Only Neytiri, a ferocious Na'vi, experiences true alienation. She can be downright terrifying at times, and Saldana lends her an otherworldliness that other Na'vi (even those who are not from the Avatar) lack. She deserved more screen time in this movie, and I hope the sequels will give her that chance.
Now, it's clear to anyone versed in the blockbuster movie lingo that these storylines will continue in Avatar 3, 4. However, we fault the MCU for spending too much time planning out sequels. Therefore Cameron cannot get away with it too.
Most of Avatar 2's plot is an attempt to retroactively create material for the subsequent movies as if the writer hastily realized they wouldn't have enough to work with if they stuck to the first movie alone. As a result, a few beats feel like retcons but aren't quite retcons.
Right, let's get to the parts I appreciate. Cameron's eye for spectacle is something we can never fault him for. Let's face it, Cameron has produced some of the best action films ever, and he may be one of the greatest filmmakers to have ever worked in the genre. He is the "thinking man's" Michael Bay.
As a result, it should be no surprise that Avatar 2 is packed to the gills with thrilling chases, bloody knife battles, and a general level of furious action that would make Arnold Schwarzenegger wince.
Though Avatar 2 relies on graphics, a wonderful combination of practical effects is added in as well, and the two interact flawlessly. This makes it even more remarkable.

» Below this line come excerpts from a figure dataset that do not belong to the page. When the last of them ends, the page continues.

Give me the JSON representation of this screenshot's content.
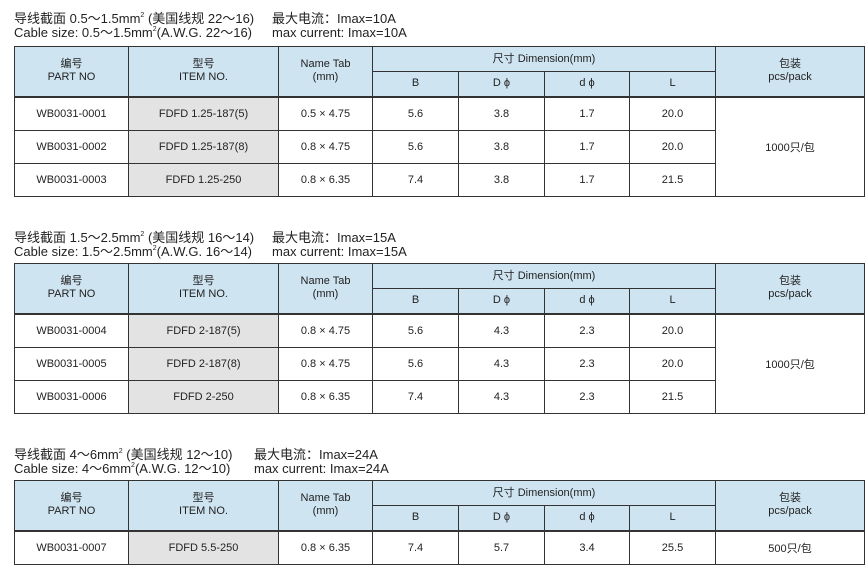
{
  "headers": {
    "part_cn": "编号",
    "part_en": "PART NO",
    "item_cn": "型号",
    "item_en": "ITEM NO.",
    "name_tab_1": "Name Tab",
    "name_tab_2": "(mm)",
    "dimension": "尺寸 Dimension(mm)",
    "col_B": "B",
    "col_D": "D ϕ",
    "col_d": "d ϕ",
    "col_L": "L",
    "pack_cn": "包装",
    "pack_en": "pcs/pack"
  },
  "sections": [
    {
      "caption_cn_pre": "导线截面 0.5～1.5mm",
      "caption_cn_post": " (美国线规 22～16)",
      "caption_en_pre": "Cable size: 0.5～1.5mm",
      "caption_en_post": "(A.W.G. 22～16)",
      "sup": "2",
      "current_cn": "最大电流：Imax=10A",
      "current_en": "max current: Imax=10A",
      "pack": "1000只/包",
      "rows": [
        {
          "part": "WB0031-0001",
          "item": "FDFD 1.25-187(5)",
          "tab": "0.5 × 4.75",
          "B": "5.6",
          "D": "3.8",
          "d": "1.7",
          "L": "20.0"
        },
        {
          "part": "WB0031-0002",
          "item": "FDFD 1.25-187(8)",
          "tab": "0.8 × 4.75",
          "B": "5.6",
          "D": "3.8",
          "d": "1.7",
          "L": "20.0"
        },
        {
          "part": "WB0031-0003",
          "item": "FDFD 1.25-250",
          "tab": "0.8 × 6.35",
          "B": "7.4",
          "D": "3.8",
          "d": "1.7",
          "L": "21.5"
        }
      ]
    },
    {
      "caption_cn_pre": "导线截面 1.5～2.5mm",
      "caption_cn_post": " (美国线规 16～14)",
      "caption_en_pre": "Cable size: 1.5～2.5mm",
      "caption_en_post": "(A.W.G. 16～14)",
      "sup": "2",
      "current_cn": "最大电流：Imax=15A",
      "current_en": "max current: Imax=15A",
      "pack": "1000只/包",
      "rows": [
        {
          "part": "WB0031-0004",
          "item": "FDFD 2-187(5)",
          "tab": "0.8 × 4.75",
          "B": "5.6",
          "D": "4.3",
          "d": "2.3",
          "L": "20.0"
        },
        {
          "part": "WB0031-0005",
          "item": "FDFD 2-187(8)",
          "tab": "0.8 × 4.75",
          "B": "5.6",
          "D": "4.3",
          "d": "2.3",
          "L": "20.0"
        },
        {
          "part": "WB0031-0006",
          "item": "FDFD 2-250",
          "tab": "0.8 × 6.35",
          "B": "7.4",
          "D": "4.3",
          "d": "2.3",
          "L": "21.5"
        }
      ]
    },
    {
      "caption_cn_pre": "导线截面 4～6mm",
      "caption_cn_post": " (美国线规 12～10)",
      "caption_en_pre": "Cable size: 4～6mm",
      "caption_en_post": "(A.W.G. 12～10)",
      "sup": "2",
      "current_cn": "最大电流：Imax=24A",
      "current_en": "max current: Imax=24A",
      "pack": "500只/包",
      "rows": [
        {
          "part": "WB0031-0007",
          "item": "FDFD 5.5-250",
          "tab": "0.8 × 6.35",
          "B": "7.4",
          "D": "5.7",
          "d": "3.4",
          "L": "25.5"
        }
      ]
    }
  ]
}
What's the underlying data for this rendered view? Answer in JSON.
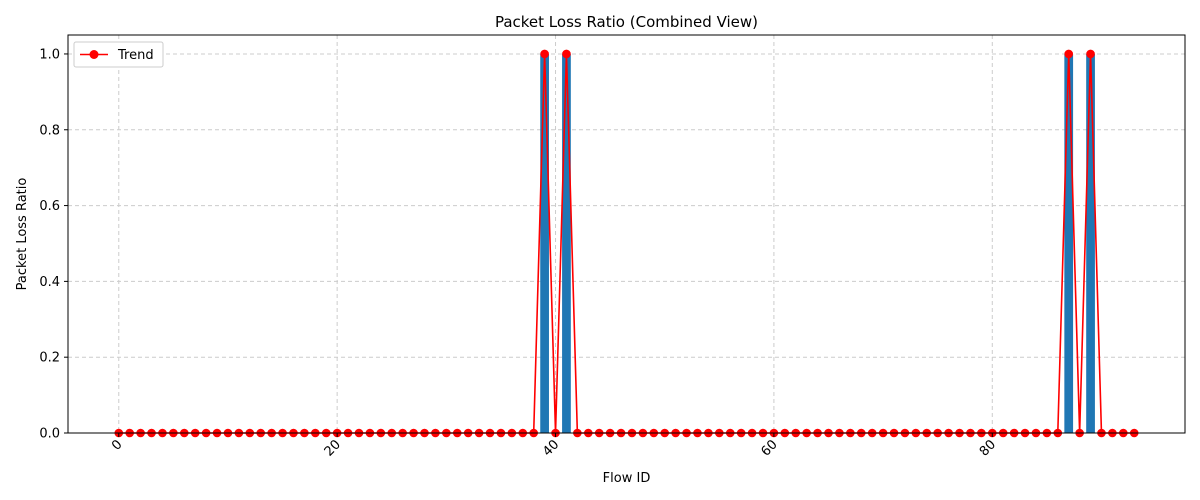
{
  "chart_data": {
    "type": "bar",
    "title": "Packet Loss Ratio (Combined View)",
    "xlabel": "Flow ID",
    "ylabel": "Packet Loss Ratio",
    "x": [
      0,
      1,
      2,
      3,
      4,
      5,
      6,
      7,
      8,
      9,
      10,
      11,
      12,
      13,
      14,
      15,
      16,
      17,
      18,
      19,
      20,
      21,
      22,
      23,
      24,
      25,
      26,
      27,
      28,
      29,
      30,
      31,
      32,
      33,
      34,
      35,
      36,
      37,
      38,
      39,
      40,
      41,
      42,
      43,
      44,
      45,
      46,
      47,
      48,
      49,
      50,
      51,
      52,
      53,
      54,
      55,
      56,
      57,
      58,
      59,
      60,
      61,
      62,
      63,
      64,
      65,
      66,
      67,
      68,
      69,
      70,
      71,
      72,
      73,
      74,
      75,
      76,
      77,
      78,
      79,
      80,
      81,
      82,
      83,
      84,
      85,
      86,
      87,
      88,
      89,
      90,
      91,
      92,
      93
    ],
    "series": [
      {
        "kind": "bar",
        "color": "#1f77b4",
        "values": [
          0,
          0,
          0,
          0,
          0,
          0,
          0,
          0,
          0,
          0,
          0,
          0,
          0,
          0,
          0,
          0,
          0,
          0,
          0,
          0,
          0,
          0,
          0,
          0,
          0,
          0,
          0,
          0,
          0,
          0,
          0,
          0,
          0,
          0,
          0,
          0,
          0,
          0,
          0,
          1,
          0,
          1,
          0,
          0,
          0,
          0,
          0,
          0,
          0,
          0,
          0,
          0,
          0,
          0,
          0,
          0,
          0,
          0,
          0,
          0,
          0,
          0,
          0,
          0,
          0,
          0,
          0,
          0,
          0,
          0,
          0,
          0,
          0,
          0,
          0,
          0,
          0,
          0,
          0,
          0,
          0,
          0,
          0,
          0,
          0,
          0,
          0,
          1,
          0,
          1,
          0,
          0,
          0,
          0
        ]
      },
      {
        "kind": "line",
        "name": "Trend",
        "color": "#ff0000",
        "values": [
          0,
          0,
          0,
          0,
          0,
          0,
          0,
          0,
          0,
          0,
          0,
          0,
          0,
          0,
          0,
          0,
          0,
          0,
          0,
          0,
          0,
          0,
          0,
          0,
          0,
          0,
          0,
          0,
          0,
          0,
          0,
          0,
          0,
          0,
          0,
          0,
          0,
          0,
          0,
          1,
          0,
          1,
          0,
          0,
          0,
          0,
          0,
          0,
          0,
          0,
          0,
          0,
          0,
          0,
          0,
          0,
          0,
          0,
          0,
          0,
          0,
          0,
          0,
          0,
          0,
          0,
          0,
          0,
          0,
          0,
          0,
          0,
          0,
          0,
          0,
          0,
          0,
          0,
          0,
          0,
          0,
          0,
          0,
          0,
          0,
          0,
          0,
          1,
          0,
          1,
          0,
          0,
          0,
          0
        ]
      }
    ],
    "xlim": [
      -4.65,
      97.65
    ],
    "ylim": [
      0,
      1.05
    ],
    "xticks": [
      "0",
      "20",
      "40",
      "60",
      "80"
    ],
    "xtick_values": [
      0,
      20,
      40,
      60,
      80
    ],
    "yticks": [
      "0.0",
      "0.2",
      "0.4",
      "0.6",
      "0.8",
      "1.0"
    ],
    "ytick_values": [
      0,
      0.2,
      0.4,
      0.6,
      0.8,
      1.0
    ],
    "grid": true,
    "legend": "top-left",
    "xtick_rotation": 45
  }
}
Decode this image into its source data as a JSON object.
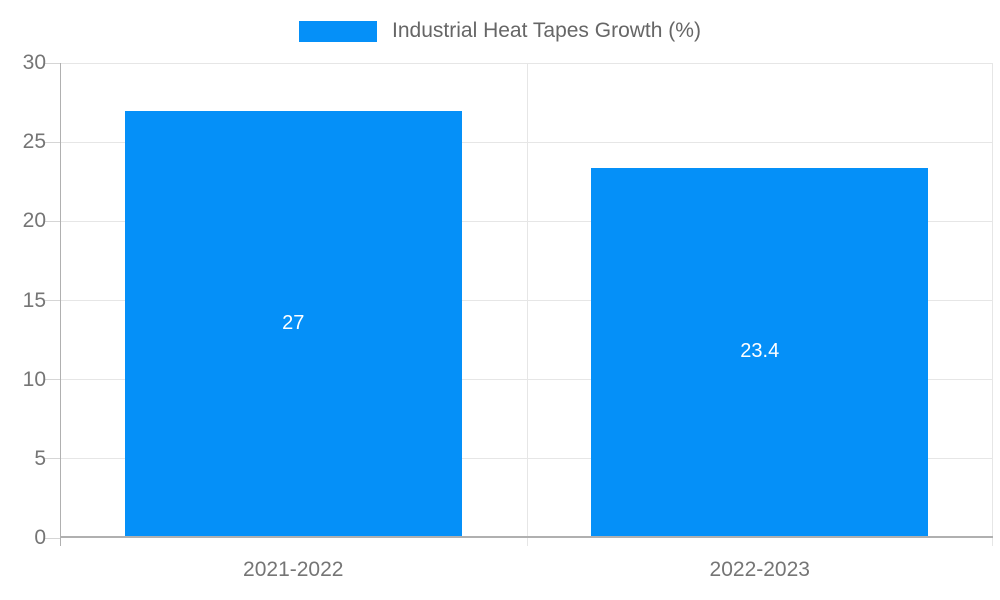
{
  "legend": {
    "label": "Industrial Heat Tapes Growth (%)"
  },
  "colors": {
    "bar": "#0590f8",
    "legend_text": "#666666",
    "axis_text": "#757575",
    "gridline": "#e6e6e6",
    "tick": "#d5d5d5",
    "axis_line": "#b0b0b0",
    "bar_label": "#ffffff",
    "background": "#ffffff"
  },
  "chart_data": {
    "type": "bar",
    "categories": [
      "2021-2022",
      "2022-2023"
    ],
    "series": [
      {
        "name": "Industrial Heat Tapes Growth (%)",
        "values": [
          27,
          23.4
        ]
      }
    ],
    "bar_labels": [
      "27",
      "23.4"
    ],
    "title": "",
    "xlabel": "",
    "ylabel": "",
    "ylim": [
      0,
      30
    ],
    "yticks": [
      0,
      5,
      10,
      15,
      20,
      25,
      30
    ],
    "grid": true,
    "legend_position": "top"
  }
}
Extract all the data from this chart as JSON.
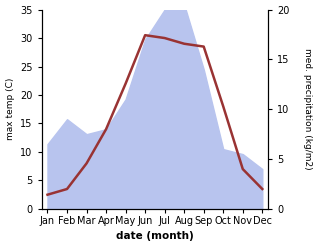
{
  "months": [
    "Jan",
    "Feb",
    "Mar",
    "Apr",
    "May",
    "Jun",
    "Jul",
    "Aug",
    "Sep",
    "Oct",
    "Nov",
    "Dec"
  ],
  "temperature": [
    2.5,
    3.5,
    8.0,
    14.0,
    22.0,
    30.5,
    30.0,
    29.0,
    28.5,
    18.0,
    7.0,
    3.5
  ],
  "precipitation": [
    6.5,
    9.0,
    7.5,
    8.0,
    11.0,
    17.0,
    20.0,
    20.5,
    14.0,
    6.0,
    5.5,
    4.0
  ],
  "temp_color": "#993333",
  "precip_fill_color": "#b8c4ee",
  "xlabel": "date (month)",
  "ylabel_left": "max temp (C)",
  "ylabel_right": "med. precipitation (kg/m2)",
  "ylim_left": [
    0,
    35
  ],
  "ylim_right": [
    0,
    20
  ],
  "yticks_left": [
    0,
    5,
    10,
    15,
    20,
    25,
    30,
    35
  ],
  "yticks_right": [
    0,
    5,
    10,
    15,
    20
  ],
  "background_color": "#ffffff",
  "line_width": 1.8,
  "xlabel_fontsize": 7.5,
  "ylabel_fontsize": 6.5,
  "tick_fontsize": 7.0
}
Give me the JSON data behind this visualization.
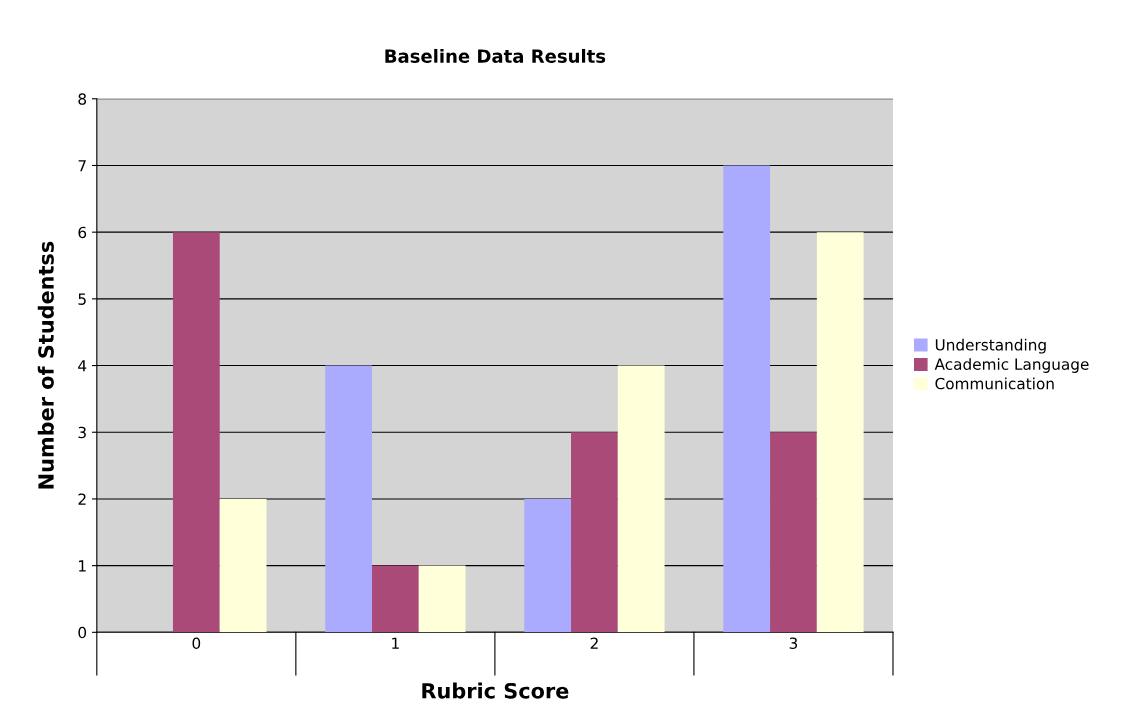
{
  "chart_data": {
    "type": "bar",
    "title": "Baseline Data Results",
    "xlabel": "Rubric Score",
    "ylabel": "Number of Studentss",
    "categories": [
      "0",
      "1",
      "2",
      "3"
    ],
    "series": [
      {
        "name": "Understanding",
        "color": "#aaaaff",
        "values": [
          0,
          4,
          2,
          7
        ]
      },
      {
        "name": "Academic Language",
        "color": "#a94a78",
        "values": [
          6,
          1,
          3,
          3
        ]
      },
      {
        "name": "Communication",
        "color": "#ffffd9",
        "values": [
          2,
          1,
          4,
          6
        ]
      }
    ],
    "ylim": [
      0,
      8
    ],
    "yticks": [
      0,
      1,
      2,
      3,
      4,
      5,
      6,
      7,
      8
    ],
    "grid": "y",
    "legend": "right"
  }
}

The odd whale-like Tulkuns, which have a tight relationship with the ocean tribes, were my favourite species. In fact, I cared so much about the Tulkuns that I really cried when one of them was injured. Yes, I shed a tear when the CGI whale monster was hurt.
That's the magic of film, and it was at that very time I realized how captivated I'd been by Avatar 2. It actually moved me deeply, and because of its capacity to do so, I'm not overly worried by the script's relative weakness. If it moved me this deeply, it was obviously working on some level.
Avatar 2 functions well when taken as a whole, as I have already stated in this review. If you dissect it into its component components, there is much to criticize, but cinema is more than just acting, VFX, and scriptwriting; it is a synthesis of all these distinct arts (as well as editing, scoring, etc.), and when you put all the parts that makeup Avatar 2 together, it just works.
James Cameron is to blame. This doesn't feel like a movie developed by a committee; rather, it feels like a movie made by someone with a clear vision, rather like Top Gun 2. As a result, you can't help but respect it while viewing it because you rarely see these movies these days.
In conclusion, Avatar 2 is a visual feast that should be viewed on a large screen and features amazing action scenes. Despite its weak plot, you'll find yourself surprisingly affected by the entire experience. Avatar 2 "blued" me away, which won't be for everyone—yes, that's the joke I'm going to conclude on.